Florida scientifically engineers insects to fight incurable citrus disease
Millions of Florida oranges are falling from the trees, unripe and green, plagued with a disease that is threatening to spread across the entire country. And although Florida is known for its citruses, the Sunshine State is quickly running out.
Huanglongbing, also known as citrus greening, has infected fruit-bearing trees in all 32 of Florida’s citrus-growing counties. The disease is caused by bacterium transmitted by insects called psyllids, which are nearly impossible to eradicate once they have settled. The small flying insects from Asia feed on citrus trees while depositing bacteria that starve them of their nutrients. Leaves turn yellow, roots decay, and bitter fruits fall off the dying branches prematurely.
The disease has no cure, and is quickly sickening citrus trees across Florida, where it first emerged in 2005. The Sunshine State is the second-largest producer of orange juice in the world, and Floridians fear that their $9 billion citrus industry could soon run dry, the New York Times reports.
“The long and short of it is that the industry that made Florida, that is synonymous with Florida, that is a staple on every American breakfast table, is totally threatened,” Sen. Bill Nelson, a Florida Democrat who helped obtain $11 million for research to fight the disease, told the Times. “If we don’t find a cure, it will eliminate the citrus industry.”
Florida’s citrus industry employs about 76,000 people, which would be out of a job if the trees stop producing eatable fruit. The industry has already taken a toll from a number of hurricanes, hard freezes and canker disease – which affects the vitality of citrus trees and also causes fruit to drop prematurely.
But citrus greening is the largest threat to Florida’s oranges, and the US Department of Agriculture has downgraded its crop estimates for five months in a row, analysts told the Times.

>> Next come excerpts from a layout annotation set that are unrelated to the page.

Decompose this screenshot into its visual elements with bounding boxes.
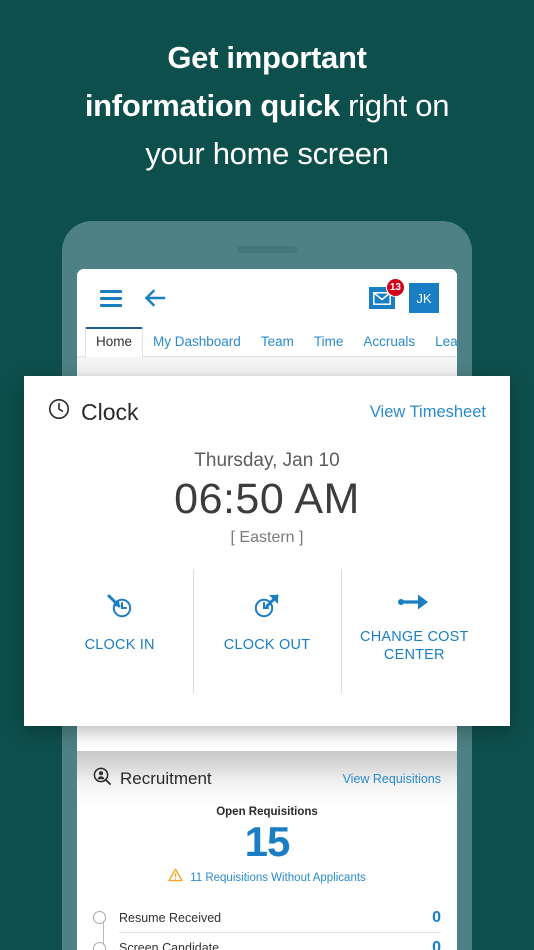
- mail-button[interactable]: 13: [369, 278, 405, 309]
- person-search-icon: [93, 767, 111, 790]
- tab-home[interactable]: Home: [85, 327, 144, 357]
- clock-out-icon: [252, 591, 282, 626]
- avatar[interactable]: JK: [409, 283, 439, 313]
- clock-card: Clock View Timesheet Thursday, Jan 10 06…: [24, 376, 510, 726]
- tab-team[interactable]: Team: [251, 329, 304, 356]
- recruitment-title-group: Recruitment: [93, 767, 212, 790]
- recruitment-title: Recruitment: [120, 768, 212, 788]
- phone-speaker-slot: [237, 246, 297, 253]
- pipeline-count: 0: [432, 908, 441, 926]
- pipeline-row-screen-candidate[interactable]: Screen Candidate 0: [93, 933, 441, 950]
- clock-icon: [48, 398, 70, 426]
- recruitment-card-header: Recruitment View Requisitions: [93, 767, 441, 790]
- view-requisitions-link[interactable]: View Requisitions: [343, 772, 441, 786]
- pipeline-count: 0: [432, 939, 441, 950]
- requisitions-warning[interactable]: 11 Requisitions Without Applicants: [93, 868, 441, 887]
- tab-leave[interactable]: Leave: [425, 329, 457, 356]
- view-timesheet-link[interactable]: View Timesheet: [370, 403, 486, 422]
- headline-line-1: Get important: [167, 40, 367, 75]
- app-bar: 13 JK: [77, 269, 457, 327]
- back-arrow-icon[interactable]: [144, 289, 166, 307]
- tab-my-dashboard[interactable]: My Dashboard: [143, 329, 251, 356]
- mail-badge-count: 13: [385, 278, 405, 297]
- headline-line-2-light: right on: [339, 88, 450, 123]
- clock-actions: CLOCK IN CLOCK OUT CHANGE COST CENTER: [24, 569, 510, 699]
- pipeline-row-resume-received[interactable]: Resume Received 0: [93, 903, 441, 933]
- change-cost-center-button[interactable]: CHANGE COST CENTER: [340, 569, 488, 699]
- clock-time: 06:50 AM: [174, 475, 360, 523]
- headline-line-2-bold: information quick: [84, 88, 340, 123]
- clock-in-label: CLOCK IN: [84, 637, 155, 653]
- change-cost-center-label: CHANGE COST CENTER: [360, 629, 469, 663]
- pipeline-step-dot: [93, 941, 106, 950]
- clock-in-button[interactable]: CLOCK IN: [46, 569, 193, 699]
- clock-out-label: CLOCK OUT: [223, 637, 311, 653]
- clock-out-button[interactable]: CLOCK OUT: [193, 569, 340, 699]
- pipeline-label: Resume Received: [119, 910, 222, 925]
- tab-accruals[interactable]: Accruals: [353, 329, 425, 356]
- arrow-right-icon: [397, 591, 431, 618]
- warning-triangle-icon: [168, 868, 183, 887]
- pipeline-label: Screen Candidate: [119, 941, 220, 950]
- clock-timezone: [ Eastern ]: [230, 529, 304, 546]
- clock-in-icon: [105, 591, 135, 626]
- tab-time[interactable]: Time: [304, 329, 354, 356]
- open-requisitions-count: 15: [244, 818, 291, 865]
- clock-card-header: Clock View Timesheet: [24, 376, 510, 426]
- pipeline-step-dot: [93, 911, 106, 924]
- recruitment-card: Recruitment View Requisitions Open Requi…: [77, 751, 457, 950]
- clock-date: Thursday, Jan 10: [194, 450, 340, 471]
- page-headline: Get important information quick right on…: [0, 34, 534, 178]
- recruitment-pipeline: Resume Received 0 Screen Candidate 0: [93, 903, 441, 950]
- clock-title-group: Clock: [48, 398, 139, 426]
- headline-line-3: your home screen: [145, 136, 389, 171]
- hamburger-menu-icon[interactable]: [100, 289, 122, 307]
- tab-bar: Home My Dashboard Team Time Accruals Lea…: [77, 327, 457, 357]
- open-requisitions-label: Open Requisitions: [216, 806, 318, 818]
- requisitions-warning-text: 11 Requisitions Without Applicants: [190, 871, 366, 884]
- clock-title: Clock: [81, 398, 139, 425]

The harvest season isn’t even over yet and the latest estimate is already down 10 percent from the first. Between 2006 and 2012, citrus greening has already cost Florida’s economy $4.5 billion and the loss of 8,000 jobs.
“We have got a real big problem,” Vic Story, head of a citrus-growing company, told the Times. “It’s definitely the biggest threat in my lifetime, and I’m 68. This is a tree killer.”
As a result of the bacterial fruit-killer, some growers have sold their groves or abandoned them, while others have simply given up replanting lost trees until the industry looks more promising.
But without a cure for citrus greening, there may be no hope for the industry. Recognizing the economic impact the collapse of this business, growers, researchers and lawmakers have spent millions on research for a cure – and plan to spend millions more.
Over the past six years alone, citrus growers have raised and spent $60 million to create a research foundation seeking to eradicate the disease. And this month, Florida lawmakers approved an $8 million fund for greening research. Nelson is also pushing for a bill in Congress to establish a research trust fund using tax funds from imported orange juice.
The research is becoming more important than ever as the disease spreads throughout the continental US. The disease-carrying psyllids have recently emerged in Texas, California, Arizona, Louisiana, Georgia, and South Carolina. The disease has already affected neighboring countries, including Mexico, Brazil, Cuba, and Belize.
Researchers at Washington State University have this month instigated a $9 million, five-year project to develop a new population of psyllids, which would be termed “nypsyllids”, to replace the disease-bearing ones.
“Our current strategies to control the psyllid are mainly focused on chemical control, parasites and predators that can provide some immediate control,” Harold Browning, chief operating officer for the project, told the Capital Press. The scientifically engineered insects would carry genes that make it impossible to transmit citrus greening.
The bacteria that causes the disease can lie dormant for five years, but once the symptoms begin to show on fruit-bearing trees, it may be too late to reverse the effects. Asian citrus psyllids can kill a tree in two years, and Floridians are under the pressure of time to find a cure for the disease before it causes the catastrophic collapse of their $9 billion industry.